1. Know who your publisher is, and what they are looking for. She shared how some obvious didn’t understand that Covenant Communications was an LDS publisher, and they sent in rather un-LDS material.
2. Understand what the submission guidelines are and then follow them.
3. Know how soon the publisher responds. There are fewer faster ways to get into the slush pile, than by incessantly hounding a publisher about whether or not they have looked at your manuscript.
4. The submissions editor has about 10-15 minutes to look at your manuscript. It needs to really want to make them read more from the get go. Otherwise, into the slush pile it goes.

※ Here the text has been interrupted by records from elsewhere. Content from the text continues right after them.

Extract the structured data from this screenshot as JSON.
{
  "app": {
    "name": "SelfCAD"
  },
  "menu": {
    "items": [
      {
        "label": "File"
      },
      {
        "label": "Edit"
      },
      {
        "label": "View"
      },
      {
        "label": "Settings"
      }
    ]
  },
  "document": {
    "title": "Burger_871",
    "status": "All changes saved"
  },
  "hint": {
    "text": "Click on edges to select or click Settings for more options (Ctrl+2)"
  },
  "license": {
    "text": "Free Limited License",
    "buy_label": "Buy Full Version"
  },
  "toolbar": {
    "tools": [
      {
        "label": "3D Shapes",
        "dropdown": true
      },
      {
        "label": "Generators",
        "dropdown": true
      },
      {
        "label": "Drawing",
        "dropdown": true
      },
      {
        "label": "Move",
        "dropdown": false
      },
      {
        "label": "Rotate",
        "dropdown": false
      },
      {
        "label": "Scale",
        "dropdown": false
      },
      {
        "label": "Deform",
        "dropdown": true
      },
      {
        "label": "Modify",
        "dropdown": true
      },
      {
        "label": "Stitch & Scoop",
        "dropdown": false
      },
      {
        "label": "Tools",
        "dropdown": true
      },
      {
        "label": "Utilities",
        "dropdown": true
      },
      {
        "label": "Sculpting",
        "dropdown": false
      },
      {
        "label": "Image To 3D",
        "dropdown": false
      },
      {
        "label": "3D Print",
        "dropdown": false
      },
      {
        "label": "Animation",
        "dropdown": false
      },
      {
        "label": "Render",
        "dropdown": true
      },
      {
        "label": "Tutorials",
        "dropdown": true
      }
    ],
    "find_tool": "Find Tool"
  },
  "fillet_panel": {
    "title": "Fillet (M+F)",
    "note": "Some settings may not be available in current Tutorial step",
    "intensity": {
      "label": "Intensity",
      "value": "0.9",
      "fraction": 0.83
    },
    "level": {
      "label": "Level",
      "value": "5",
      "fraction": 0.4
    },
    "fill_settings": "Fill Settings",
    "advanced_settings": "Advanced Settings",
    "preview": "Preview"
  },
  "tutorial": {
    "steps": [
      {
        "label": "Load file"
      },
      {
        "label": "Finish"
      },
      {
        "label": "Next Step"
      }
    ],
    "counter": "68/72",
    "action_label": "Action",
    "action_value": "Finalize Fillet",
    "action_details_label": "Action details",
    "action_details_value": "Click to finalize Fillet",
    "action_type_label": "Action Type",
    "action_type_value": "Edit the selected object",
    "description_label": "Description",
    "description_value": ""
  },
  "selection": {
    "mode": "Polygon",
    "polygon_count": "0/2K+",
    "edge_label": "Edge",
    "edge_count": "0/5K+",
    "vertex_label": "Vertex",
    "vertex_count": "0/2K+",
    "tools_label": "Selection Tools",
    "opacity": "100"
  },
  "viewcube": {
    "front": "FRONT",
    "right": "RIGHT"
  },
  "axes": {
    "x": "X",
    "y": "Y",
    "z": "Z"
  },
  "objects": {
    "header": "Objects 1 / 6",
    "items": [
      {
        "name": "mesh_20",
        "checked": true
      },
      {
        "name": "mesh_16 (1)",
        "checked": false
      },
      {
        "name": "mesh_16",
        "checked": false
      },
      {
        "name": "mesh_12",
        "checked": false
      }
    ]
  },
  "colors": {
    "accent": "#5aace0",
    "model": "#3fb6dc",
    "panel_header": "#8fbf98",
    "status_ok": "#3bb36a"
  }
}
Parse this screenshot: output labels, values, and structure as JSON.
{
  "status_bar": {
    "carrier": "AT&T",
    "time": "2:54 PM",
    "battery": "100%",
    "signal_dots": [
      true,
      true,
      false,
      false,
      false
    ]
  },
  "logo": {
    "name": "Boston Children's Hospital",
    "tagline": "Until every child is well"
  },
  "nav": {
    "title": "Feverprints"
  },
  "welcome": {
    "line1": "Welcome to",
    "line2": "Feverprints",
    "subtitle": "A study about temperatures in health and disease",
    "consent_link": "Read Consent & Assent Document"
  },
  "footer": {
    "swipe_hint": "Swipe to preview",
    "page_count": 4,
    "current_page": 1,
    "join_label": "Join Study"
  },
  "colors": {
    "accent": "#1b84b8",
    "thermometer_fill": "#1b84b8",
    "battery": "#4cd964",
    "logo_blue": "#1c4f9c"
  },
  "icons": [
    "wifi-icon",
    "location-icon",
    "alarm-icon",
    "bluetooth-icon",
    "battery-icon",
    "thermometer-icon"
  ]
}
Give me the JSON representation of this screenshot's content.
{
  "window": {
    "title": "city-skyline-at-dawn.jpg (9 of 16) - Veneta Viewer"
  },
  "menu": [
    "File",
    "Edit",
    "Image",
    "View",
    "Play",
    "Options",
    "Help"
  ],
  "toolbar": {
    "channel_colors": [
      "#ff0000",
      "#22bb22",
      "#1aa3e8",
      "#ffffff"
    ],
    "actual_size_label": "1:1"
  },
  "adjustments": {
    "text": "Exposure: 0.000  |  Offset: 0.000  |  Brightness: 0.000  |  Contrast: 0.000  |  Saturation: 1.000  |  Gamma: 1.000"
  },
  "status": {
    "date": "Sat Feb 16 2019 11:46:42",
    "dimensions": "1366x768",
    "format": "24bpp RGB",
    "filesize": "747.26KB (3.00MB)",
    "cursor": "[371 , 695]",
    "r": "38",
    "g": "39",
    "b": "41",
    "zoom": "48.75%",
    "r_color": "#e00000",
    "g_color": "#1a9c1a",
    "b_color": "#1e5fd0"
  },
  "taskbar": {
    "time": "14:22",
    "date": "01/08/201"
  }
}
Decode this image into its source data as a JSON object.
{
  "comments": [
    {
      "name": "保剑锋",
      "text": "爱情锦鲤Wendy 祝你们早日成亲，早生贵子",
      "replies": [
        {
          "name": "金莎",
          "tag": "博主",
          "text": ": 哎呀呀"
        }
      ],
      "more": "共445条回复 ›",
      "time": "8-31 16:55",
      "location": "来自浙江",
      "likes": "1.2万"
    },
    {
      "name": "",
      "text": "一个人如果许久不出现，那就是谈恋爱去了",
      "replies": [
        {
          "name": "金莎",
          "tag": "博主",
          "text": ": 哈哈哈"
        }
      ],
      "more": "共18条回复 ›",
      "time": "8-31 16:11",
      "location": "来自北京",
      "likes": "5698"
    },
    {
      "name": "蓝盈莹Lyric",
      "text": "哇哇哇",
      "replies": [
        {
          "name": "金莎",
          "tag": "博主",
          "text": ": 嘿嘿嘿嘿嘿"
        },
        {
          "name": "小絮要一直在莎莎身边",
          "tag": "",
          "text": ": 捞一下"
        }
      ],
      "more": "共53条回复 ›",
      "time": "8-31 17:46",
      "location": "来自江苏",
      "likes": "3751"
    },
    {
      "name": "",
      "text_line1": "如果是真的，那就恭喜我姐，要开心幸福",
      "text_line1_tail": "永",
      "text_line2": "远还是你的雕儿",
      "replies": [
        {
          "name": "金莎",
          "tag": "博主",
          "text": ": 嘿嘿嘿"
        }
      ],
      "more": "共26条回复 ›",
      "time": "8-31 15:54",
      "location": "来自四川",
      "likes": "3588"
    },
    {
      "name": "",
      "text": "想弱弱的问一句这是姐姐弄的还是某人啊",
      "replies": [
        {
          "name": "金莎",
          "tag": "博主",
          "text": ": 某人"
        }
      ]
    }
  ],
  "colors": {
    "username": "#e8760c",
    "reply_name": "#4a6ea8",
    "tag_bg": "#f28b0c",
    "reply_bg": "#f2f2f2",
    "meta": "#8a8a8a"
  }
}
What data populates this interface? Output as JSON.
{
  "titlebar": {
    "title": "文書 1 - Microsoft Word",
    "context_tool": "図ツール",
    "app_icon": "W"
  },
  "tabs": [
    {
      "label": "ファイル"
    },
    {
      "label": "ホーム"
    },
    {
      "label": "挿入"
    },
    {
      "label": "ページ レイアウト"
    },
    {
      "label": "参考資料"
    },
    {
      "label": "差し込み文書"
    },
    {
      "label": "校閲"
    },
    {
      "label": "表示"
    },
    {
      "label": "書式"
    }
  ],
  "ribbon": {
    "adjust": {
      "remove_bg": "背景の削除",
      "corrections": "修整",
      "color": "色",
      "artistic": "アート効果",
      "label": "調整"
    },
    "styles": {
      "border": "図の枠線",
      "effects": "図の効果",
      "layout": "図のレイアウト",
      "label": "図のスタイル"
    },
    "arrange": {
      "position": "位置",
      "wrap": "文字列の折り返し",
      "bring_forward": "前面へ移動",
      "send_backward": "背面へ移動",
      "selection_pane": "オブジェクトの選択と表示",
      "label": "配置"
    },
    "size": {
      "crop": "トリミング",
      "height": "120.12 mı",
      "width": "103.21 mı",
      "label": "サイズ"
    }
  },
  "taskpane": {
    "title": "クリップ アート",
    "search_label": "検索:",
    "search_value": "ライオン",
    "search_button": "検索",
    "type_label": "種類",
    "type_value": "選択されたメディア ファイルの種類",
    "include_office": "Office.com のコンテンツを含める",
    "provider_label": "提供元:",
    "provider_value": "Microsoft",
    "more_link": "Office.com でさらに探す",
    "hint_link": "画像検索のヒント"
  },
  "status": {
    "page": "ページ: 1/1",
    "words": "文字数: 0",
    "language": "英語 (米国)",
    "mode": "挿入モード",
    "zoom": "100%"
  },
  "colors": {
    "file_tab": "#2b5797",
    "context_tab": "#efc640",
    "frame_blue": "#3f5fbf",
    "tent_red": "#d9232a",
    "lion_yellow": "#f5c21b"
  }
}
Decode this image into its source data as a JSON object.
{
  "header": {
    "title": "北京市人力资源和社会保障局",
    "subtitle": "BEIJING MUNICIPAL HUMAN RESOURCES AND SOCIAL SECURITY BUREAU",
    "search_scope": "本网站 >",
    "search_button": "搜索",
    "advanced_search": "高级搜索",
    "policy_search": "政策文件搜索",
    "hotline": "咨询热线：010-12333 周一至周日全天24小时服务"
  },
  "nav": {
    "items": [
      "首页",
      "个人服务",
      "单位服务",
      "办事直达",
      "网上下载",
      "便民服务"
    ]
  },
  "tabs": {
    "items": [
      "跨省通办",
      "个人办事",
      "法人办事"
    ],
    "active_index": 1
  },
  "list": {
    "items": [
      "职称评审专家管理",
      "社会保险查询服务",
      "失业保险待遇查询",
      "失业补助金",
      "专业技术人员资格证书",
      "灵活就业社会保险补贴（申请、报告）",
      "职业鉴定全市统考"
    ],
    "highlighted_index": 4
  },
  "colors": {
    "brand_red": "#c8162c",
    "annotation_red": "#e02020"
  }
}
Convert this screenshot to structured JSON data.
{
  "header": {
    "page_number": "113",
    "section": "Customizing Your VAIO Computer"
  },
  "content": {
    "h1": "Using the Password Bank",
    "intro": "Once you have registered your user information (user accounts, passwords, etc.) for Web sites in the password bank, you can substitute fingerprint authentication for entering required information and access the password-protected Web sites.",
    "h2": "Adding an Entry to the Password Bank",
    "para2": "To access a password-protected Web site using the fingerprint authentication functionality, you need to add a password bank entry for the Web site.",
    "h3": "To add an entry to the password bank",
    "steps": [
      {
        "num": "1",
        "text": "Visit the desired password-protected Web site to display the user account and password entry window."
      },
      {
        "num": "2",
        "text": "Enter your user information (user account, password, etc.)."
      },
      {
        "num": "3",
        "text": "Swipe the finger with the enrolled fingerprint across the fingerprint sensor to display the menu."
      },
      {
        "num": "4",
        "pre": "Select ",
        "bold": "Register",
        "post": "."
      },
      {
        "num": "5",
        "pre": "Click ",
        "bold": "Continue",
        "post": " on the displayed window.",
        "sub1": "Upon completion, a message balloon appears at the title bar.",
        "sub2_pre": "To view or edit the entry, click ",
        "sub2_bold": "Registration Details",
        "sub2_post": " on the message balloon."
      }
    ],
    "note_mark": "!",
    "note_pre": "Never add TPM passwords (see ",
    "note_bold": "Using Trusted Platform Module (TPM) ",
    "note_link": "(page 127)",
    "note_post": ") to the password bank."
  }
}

5. For electronically submitted manuscripts, we need to know what formats the publisher uses. If they can’t open our file, it doesn’t matter how good it is.
6. Write an effective Cover Letter. Tell why your book is first or best. Take as much time on the cover letter as you would on a chapter. If you’re in a writing group, let others read your cover letter before you submit it.
7. Number your pages.
8. If sent electronically, send it all in one file.
9. Write something fresh and new.
10. End each chapter with a hook that forces the reader to want to start the next chapter.
11. Write compelling characters.
12. Don’t reuse the same adverb too frequently. It frequently can become a frequent irritant if you do…
13. If you are using a regional dialect, use it sparingly.
14. Control your exclamation points! About one for every one hundred thousand words is probably sufficient.
She then discussed with us how to write a better book. “Broaden your horizons. Experience different aspects of life, and pay attention to the life that is going on around you,” she said.
Kathryn explained the importance of writing exercises. “Some times you need to write without the expectation of getting published.” She then went through several writing exercises with us. She gave us a starter sentence of, “As soon as he walked into the room he knew that his life was changed forever.” We then had to finish that thought. I wrote, “He almost heard a wicked witch cackle, ‘You’re not in Kansas anymore, Dorothy.’ Mold covered the walls in a hideous display…” That’s as far as I got before it was time to go on to the next writing exercise.
She gave us scenes that we needed to write including writing about coming to this conference from the perspective of our briefcase or purse. Those responses were all very humorous.
The ANWA Writers’ Conference was a wonderful experience. My thanks to all those that took of their time, tremendous talent, and patience to guide and instruct us. I was richly blessed by attending. I made new friends, and am looking forward already to attending next year’s conference.